La ONG Manos Unidas ha denunciado este lunes la situación provocada por la crisis del coronaviurus en los barrios marginales de las grandes ciudades de todo el mundo, donde conviven "mil millones" de personas con "graves carencias" de agua, higiene, gestión de residuos y asistencia médica.
Según ha alertado la entidad en un comunicado, la pandemia ha hecho estragos en un colectivo "ya de por sí vulnerable" que vive hacinado en grandes barriadas que crecen desordenamente en las periferias urbanas de los países más empobrecidos.
En estas zonas, las medidas de confinamiento por la COVID-19 impiden que la población pueda salir a buscar comida, lo que provoca que "el hambre y la violencia empiecen a dejarse sentir en las calles", indica la ONG.
"En estos lugares, la presencia institucional y de los partidos políticos se limita a los períodos electorales", explica Jesús Rodríguez, misionero en Guatemala, donde la pandemia ha evidenciado las "carencias" del país, amenazando su seguridad, "especialmente la de las mujeres".
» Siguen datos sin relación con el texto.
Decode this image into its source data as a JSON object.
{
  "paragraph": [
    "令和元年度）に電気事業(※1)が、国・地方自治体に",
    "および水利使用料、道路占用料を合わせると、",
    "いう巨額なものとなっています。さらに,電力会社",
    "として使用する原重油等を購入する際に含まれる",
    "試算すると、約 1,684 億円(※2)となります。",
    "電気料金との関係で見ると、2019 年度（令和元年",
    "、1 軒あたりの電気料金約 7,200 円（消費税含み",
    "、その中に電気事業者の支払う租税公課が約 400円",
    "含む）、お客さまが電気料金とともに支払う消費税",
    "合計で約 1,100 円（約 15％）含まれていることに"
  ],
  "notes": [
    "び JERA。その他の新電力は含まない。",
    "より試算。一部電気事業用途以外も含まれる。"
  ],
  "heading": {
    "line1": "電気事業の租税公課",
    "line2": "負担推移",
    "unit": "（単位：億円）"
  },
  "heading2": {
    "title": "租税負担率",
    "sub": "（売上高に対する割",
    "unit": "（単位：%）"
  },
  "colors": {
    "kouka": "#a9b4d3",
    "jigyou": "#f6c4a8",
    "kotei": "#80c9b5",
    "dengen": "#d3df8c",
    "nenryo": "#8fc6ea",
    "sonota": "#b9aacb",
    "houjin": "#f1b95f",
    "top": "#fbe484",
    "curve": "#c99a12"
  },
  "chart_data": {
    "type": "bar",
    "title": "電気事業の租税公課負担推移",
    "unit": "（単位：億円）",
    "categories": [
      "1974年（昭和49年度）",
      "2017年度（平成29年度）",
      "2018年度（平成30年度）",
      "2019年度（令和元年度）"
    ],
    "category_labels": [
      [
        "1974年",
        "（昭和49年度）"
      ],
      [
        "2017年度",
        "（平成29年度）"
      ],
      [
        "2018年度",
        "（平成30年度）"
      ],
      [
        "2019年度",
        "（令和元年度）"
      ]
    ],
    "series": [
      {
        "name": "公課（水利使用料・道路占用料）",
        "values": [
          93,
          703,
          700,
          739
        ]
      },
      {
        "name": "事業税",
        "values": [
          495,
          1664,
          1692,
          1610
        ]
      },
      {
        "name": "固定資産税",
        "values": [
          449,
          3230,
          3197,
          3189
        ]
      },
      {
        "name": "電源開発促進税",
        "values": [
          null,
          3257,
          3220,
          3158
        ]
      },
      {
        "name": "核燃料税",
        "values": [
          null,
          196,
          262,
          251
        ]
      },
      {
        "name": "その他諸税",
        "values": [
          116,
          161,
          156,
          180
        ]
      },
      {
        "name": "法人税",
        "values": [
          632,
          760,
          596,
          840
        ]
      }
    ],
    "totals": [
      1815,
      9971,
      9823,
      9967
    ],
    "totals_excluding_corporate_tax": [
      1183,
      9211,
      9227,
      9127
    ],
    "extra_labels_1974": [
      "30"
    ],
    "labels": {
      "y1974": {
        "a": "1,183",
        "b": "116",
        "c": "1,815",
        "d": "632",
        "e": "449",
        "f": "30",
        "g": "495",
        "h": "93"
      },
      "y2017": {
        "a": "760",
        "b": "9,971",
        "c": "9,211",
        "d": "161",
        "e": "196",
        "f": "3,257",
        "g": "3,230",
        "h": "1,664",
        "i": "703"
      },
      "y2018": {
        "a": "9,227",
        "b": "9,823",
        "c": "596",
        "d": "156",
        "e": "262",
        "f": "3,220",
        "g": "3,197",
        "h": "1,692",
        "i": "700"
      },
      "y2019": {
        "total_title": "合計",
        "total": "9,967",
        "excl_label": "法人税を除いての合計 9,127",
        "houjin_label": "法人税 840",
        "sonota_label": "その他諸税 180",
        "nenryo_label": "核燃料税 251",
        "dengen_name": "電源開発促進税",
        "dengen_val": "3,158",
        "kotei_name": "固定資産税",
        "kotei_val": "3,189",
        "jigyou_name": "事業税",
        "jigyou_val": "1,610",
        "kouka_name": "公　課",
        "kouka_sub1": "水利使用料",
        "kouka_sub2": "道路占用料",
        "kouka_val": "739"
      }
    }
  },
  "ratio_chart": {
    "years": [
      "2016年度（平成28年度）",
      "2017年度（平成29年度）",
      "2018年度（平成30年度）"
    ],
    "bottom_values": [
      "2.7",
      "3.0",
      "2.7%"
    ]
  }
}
Según Manos Unidas, la misma situación se repite en la India o Kenia, países con pocas infraestructuras sanitarias que garanticen la asistencia a toda la población afectada por el coronavirus.
"De las 500 camas de UCI que hay en el país, solo quedan 70 disponibles", explica la misionera en Kenia Mary Kileen, que critica que "parece que los más ricos se han comprado sus propios respiradores y que a la gente más pobre solo la admiten en los hospitales públicos si pagan o alguien puede pagar por ellos".